Keep dependencies updated
Every npm install pulls in hundreds of packages — any one of them can ship a vulnerability. The fix is routine patching.
# Find known vulnerabilities npm audit # Auto-fix what can be fixed safely npm audit fix # See outdated packages npm outdated
GitHub's Dependabot (free) opens a PR every time one of your dependencies has a security patch.
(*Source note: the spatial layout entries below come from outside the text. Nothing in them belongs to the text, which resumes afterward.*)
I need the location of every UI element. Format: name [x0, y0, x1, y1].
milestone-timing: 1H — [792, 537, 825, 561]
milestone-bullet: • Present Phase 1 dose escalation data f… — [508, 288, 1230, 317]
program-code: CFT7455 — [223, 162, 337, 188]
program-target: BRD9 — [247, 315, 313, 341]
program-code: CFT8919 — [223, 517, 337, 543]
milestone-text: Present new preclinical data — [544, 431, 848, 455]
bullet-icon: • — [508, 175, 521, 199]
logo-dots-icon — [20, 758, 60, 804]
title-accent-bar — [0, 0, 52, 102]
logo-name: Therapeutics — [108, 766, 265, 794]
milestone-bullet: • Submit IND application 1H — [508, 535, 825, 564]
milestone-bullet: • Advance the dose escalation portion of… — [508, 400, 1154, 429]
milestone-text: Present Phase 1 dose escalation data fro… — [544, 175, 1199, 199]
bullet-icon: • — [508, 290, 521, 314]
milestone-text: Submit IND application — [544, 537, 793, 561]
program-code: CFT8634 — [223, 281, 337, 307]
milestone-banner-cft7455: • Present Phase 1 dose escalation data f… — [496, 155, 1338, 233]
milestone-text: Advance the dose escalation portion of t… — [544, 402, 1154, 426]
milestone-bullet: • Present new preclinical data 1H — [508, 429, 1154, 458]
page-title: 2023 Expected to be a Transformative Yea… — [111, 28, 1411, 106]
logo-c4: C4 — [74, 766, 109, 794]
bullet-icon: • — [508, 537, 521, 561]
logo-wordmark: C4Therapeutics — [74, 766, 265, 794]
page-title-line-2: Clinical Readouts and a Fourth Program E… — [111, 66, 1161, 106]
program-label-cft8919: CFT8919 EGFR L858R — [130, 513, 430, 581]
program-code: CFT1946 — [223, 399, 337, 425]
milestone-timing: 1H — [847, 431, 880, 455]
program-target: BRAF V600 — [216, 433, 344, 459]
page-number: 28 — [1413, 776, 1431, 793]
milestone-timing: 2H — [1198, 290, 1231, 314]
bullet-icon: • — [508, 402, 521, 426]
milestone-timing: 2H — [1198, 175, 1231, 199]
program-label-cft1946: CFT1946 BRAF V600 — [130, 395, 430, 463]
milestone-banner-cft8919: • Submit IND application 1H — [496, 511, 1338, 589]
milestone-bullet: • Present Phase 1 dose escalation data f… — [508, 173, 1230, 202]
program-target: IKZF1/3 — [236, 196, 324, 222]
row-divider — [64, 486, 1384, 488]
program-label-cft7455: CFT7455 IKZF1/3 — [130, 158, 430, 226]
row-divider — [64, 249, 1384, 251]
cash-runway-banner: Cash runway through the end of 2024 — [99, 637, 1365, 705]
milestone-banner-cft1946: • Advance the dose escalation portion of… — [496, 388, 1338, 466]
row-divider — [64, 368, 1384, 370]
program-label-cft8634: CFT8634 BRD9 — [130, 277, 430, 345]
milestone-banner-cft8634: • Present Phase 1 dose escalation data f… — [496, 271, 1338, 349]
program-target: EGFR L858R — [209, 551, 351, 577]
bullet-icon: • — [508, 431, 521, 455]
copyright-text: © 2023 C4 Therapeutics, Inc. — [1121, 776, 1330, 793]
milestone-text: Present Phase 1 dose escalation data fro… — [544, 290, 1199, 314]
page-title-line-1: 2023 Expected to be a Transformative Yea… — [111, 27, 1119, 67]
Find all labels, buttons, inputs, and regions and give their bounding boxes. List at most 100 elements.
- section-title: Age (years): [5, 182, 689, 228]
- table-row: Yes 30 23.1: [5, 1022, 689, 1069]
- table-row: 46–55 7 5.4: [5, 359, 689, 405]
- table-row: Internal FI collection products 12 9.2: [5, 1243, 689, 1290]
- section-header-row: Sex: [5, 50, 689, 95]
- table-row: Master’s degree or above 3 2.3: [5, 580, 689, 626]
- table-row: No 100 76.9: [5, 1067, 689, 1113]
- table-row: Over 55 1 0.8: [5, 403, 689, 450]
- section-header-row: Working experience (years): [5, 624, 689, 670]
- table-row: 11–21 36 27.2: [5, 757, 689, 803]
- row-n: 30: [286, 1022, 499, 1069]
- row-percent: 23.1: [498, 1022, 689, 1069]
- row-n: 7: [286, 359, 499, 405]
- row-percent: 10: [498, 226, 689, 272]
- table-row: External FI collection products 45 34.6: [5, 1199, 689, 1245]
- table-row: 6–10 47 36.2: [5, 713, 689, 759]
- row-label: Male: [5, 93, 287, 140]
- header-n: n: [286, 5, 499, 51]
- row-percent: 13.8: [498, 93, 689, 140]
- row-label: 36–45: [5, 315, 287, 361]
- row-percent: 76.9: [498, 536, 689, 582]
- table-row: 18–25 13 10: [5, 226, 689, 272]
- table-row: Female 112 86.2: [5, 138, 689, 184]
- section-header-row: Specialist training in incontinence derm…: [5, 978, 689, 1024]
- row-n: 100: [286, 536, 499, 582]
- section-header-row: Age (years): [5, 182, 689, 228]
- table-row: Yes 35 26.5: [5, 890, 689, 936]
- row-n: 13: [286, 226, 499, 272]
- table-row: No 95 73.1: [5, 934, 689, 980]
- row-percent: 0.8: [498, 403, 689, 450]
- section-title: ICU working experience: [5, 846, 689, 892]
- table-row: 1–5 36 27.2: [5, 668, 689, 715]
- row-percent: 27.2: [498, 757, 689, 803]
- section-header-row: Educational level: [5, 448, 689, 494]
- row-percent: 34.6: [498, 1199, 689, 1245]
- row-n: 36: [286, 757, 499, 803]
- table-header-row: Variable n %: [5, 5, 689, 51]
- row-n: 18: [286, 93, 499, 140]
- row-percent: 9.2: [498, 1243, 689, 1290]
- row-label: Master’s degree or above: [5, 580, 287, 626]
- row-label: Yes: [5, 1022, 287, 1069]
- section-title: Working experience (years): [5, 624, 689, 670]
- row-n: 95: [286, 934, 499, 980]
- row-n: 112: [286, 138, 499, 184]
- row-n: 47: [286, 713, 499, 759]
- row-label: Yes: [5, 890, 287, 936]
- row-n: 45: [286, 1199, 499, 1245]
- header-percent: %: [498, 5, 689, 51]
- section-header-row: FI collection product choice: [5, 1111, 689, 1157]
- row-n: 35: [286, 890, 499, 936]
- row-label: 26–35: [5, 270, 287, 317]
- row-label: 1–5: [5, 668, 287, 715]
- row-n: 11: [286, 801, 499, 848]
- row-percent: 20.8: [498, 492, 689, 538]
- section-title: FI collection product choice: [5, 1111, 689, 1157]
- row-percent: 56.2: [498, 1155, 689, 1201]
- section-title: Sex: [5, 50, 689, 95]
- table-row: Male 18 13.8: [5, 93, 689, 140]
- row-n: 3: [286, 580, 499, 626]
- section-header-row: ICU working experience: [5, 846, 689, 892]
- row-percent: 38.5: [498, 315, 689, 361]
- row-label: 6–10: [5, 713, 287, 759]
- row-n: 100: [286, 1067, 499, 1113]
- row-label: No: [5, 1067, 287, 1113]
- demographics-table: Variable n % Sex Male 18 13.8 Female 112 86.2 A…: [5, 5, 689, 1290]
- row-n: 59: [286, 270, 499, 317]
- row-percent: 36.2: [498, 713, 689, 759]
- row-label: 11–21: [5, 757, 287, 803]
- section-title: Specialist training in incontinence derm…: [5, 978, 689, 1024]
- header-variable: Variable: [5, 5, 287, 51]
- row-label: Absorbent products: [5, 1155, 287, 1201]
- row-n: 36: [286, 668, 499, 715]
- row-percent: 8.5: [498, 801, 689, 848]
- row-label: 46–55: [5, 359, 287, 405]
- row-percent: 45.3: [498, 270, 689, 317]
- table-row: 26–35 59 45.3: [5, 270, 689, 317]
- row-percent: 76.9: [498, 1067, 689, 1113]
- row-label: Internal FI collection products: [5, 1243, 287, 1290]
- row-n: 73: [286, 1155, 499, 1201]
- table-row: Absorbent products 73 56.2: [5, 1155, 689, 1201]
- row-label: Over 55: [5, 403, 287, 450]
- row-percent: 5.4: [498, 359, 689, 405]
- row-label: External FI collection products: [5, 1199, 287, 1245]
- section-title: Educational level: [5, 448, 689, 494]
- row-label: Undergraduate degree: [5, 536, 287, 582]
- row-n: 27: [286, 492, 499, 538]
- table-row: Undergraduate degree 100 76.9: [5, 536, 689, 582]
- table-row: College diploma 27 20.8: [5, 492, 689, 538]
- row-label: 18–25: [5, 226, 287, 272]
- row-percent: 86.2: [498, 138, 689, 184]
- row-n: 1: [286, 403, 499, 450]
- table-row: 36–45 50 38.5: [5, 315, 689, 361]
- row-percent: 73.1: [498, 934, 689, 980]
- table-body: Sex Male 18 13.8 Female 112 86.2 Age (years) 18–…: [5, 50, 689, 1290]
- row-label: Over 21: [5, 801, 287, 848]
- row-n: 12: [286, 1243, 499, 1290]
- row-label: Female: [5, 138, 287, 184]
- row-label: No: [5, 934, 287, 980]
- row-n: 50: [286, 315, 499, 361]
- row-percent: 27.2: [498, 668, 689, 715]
Turn it on: repo → Settings → Security.
Pre-launch security checklist
Before shipping, run through this list. 30 minutes of prevention saves months of incident response.
- HTTPS is enforced (browser padlock, no "Not secure" warning)
- All forms have client + server-side validation
- User input is escaped before rendering (no raw HTML injection)
- Database queries use parameterized / prepared statements
- Passwords are hashed with bcrypt/argon2/scrypt (never plain or MD5)
- Forms use CSRF tokens; cookies use SameSite=Lax
- No secrets in source code;
.envis gitignored - Security headers set (HSTS, CSP, X-Frame-Options)
npm auditis clean; Dependabot is on- Account lockout after failed login attempts
- Sessions expire; logout works everywhere
- Error messages don't leak internals (no stack traces to users)
Go deeper
- OWASP Top 10 — the industry's canonical list of web vulnerabilities, updated every few years
- OWASP Cheat Sheet Series — one-page fix guides for every common attack
- Security Headers scanner — grades your site's response headers
- Mozilla Observatory — broader HTTPS + headers audit with recommendations
- Have I Been Pwned — check if your emails or passwords appear in known breaches
- web.dev — Learn Privacy — Google's free course on privacy + security basics
Security is a habit, not a feature.
Every one of these fixes is a single line or config change. The hard part isn't writing them — it's remembering to add them before launch instead of after a breach.